Julie: Online dating can be perilous at times. I have shared some of my stories and the lessons learned. The best advice I can give is to meet your date in a public place, don’t reveal too much information too fast, and to trust your instincts and take your time. I have a ritual that when I am on a date, I excuse myself and go to the ladies room and call a girlfriend to let her know how my date is going. It’s like having a buddy system for online daters. I don’t usually reveal my last name or where I live before meeting a date. Information online can help you through either a Google search or a background search at the appropriate time. But, it is also true that someone can get “taken” by someone surfing the net whose intentions are not sincere. I have experienced both of these situations, but it could easily have happened in an offline dating situation as well.
Julie: Trust your instincts and take your time. Learn to see the red flags. Where there is smoke, there is usually fire. If I had done a background check on “Chapter 4,” it is quite likely that I would not have married him. I think the best attitude is to laugh at your some of your dating mishaps and not to let it get you down. Yes, many cyber-dates do not look like their advertised online photos. It’s a numbers game, and you need to keep dating. Eventually you should meet someone if you are realistic about your expectations.

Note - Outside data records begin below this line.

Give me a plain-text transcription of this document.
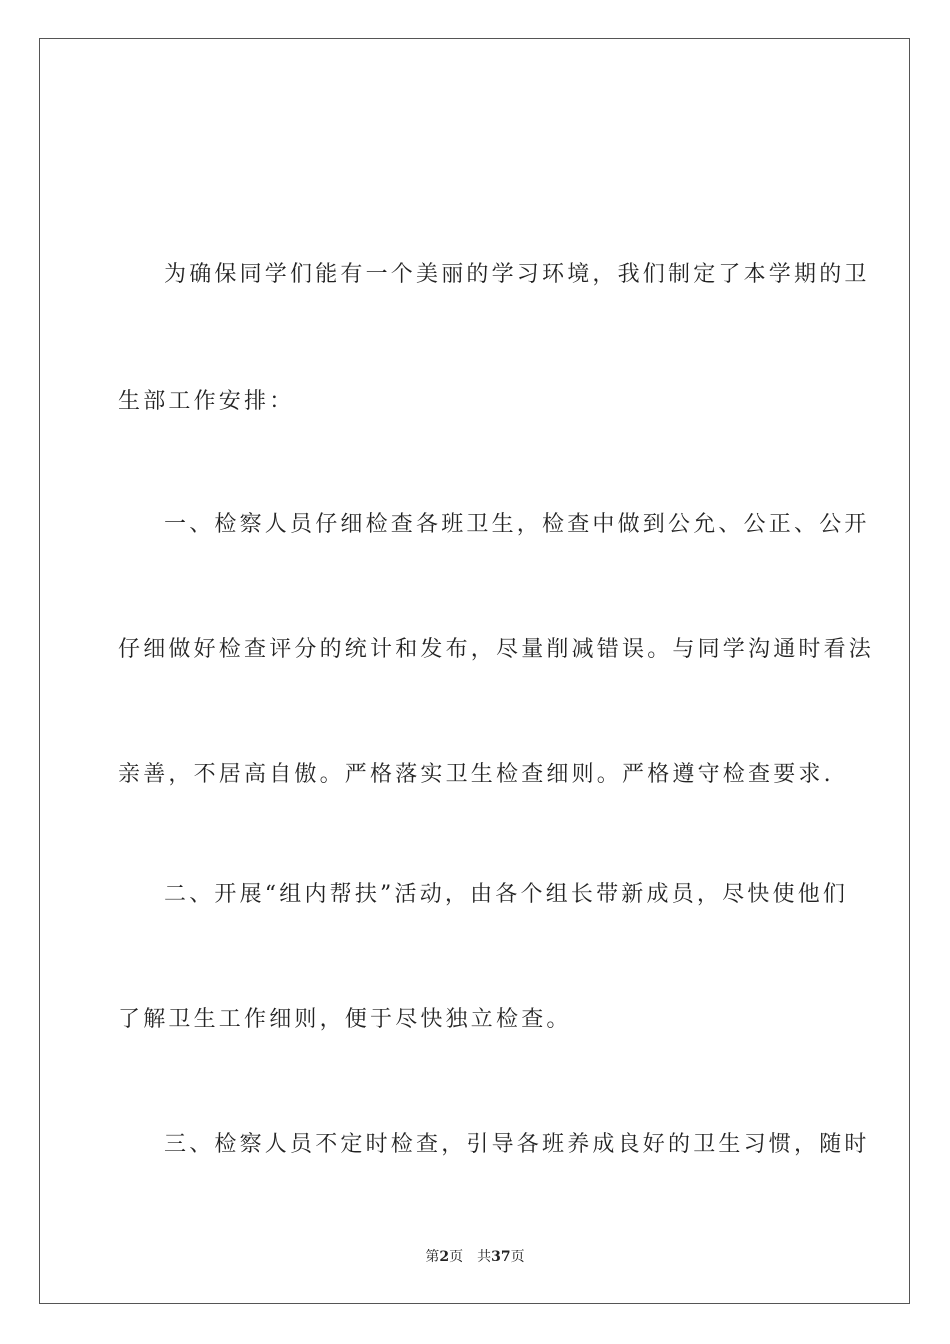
为确保同学们能有一个美丽的学习环境，我们制定了本学期的卫
生部工作安排：
一、检察人员仔细检查各班卫生，检查中做到公允、公正、公开
仔细做好检查评分的统计和发布，尽量削减错误。与同学沟通时看法
亲善，不居高自傲。严格落实卫生检查细则。严格遵守检查要求.
二、开展“组内帮扶”活动，由各个组长带新成员，尽快使他们
了解卫生工作细则，便于尽快独立检查。
三、检察人员不定时检查，引导各班养成良好的卫生习惯，随时
第2页 共37页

Julie: ... that it is immediately available, 24 hours a day, and there are so many people online dating, that there is something for everyone. Find the right site for you, be authentic, and you will meet some interesting people that aren’t in your regular circle of friends.
Julie: I often wondered how different my life would have been if I took a right turn instead of a left turn at certain crossroads. The stories in this book are about those left turns in cyberspace. I felt that I could make a difference in the lives of others by sharing my stories, both the heartwarming fairytales, and the disappointing heartbreaks. It’s a real life romantic story. After 15 years, four marriage proposals, including one husband, and one fiancé, it was time to finally write the book I originally thought of writing back in 1995, and turn lemons into lemonade.
Julie: I am working on a sequel to The Perils of Cyber-Dating, and am currently looking at options for television and film. My site, CyberDatingExpert.com is growing and more people are sharing their stories of their online dating experiences. I continue to empower singles with an email address to try Internet dating. I also enjoy being back on the radio with my weekly show, “Ask the Cyber-Dating Expert.”
Julie: I have received such a huge amount of support for this book and I want to thank everyone on my journey for encouraging me to step out of my comfort zone and finally write The Perils of Cyber-Dating. I remain, a hopeful romantic.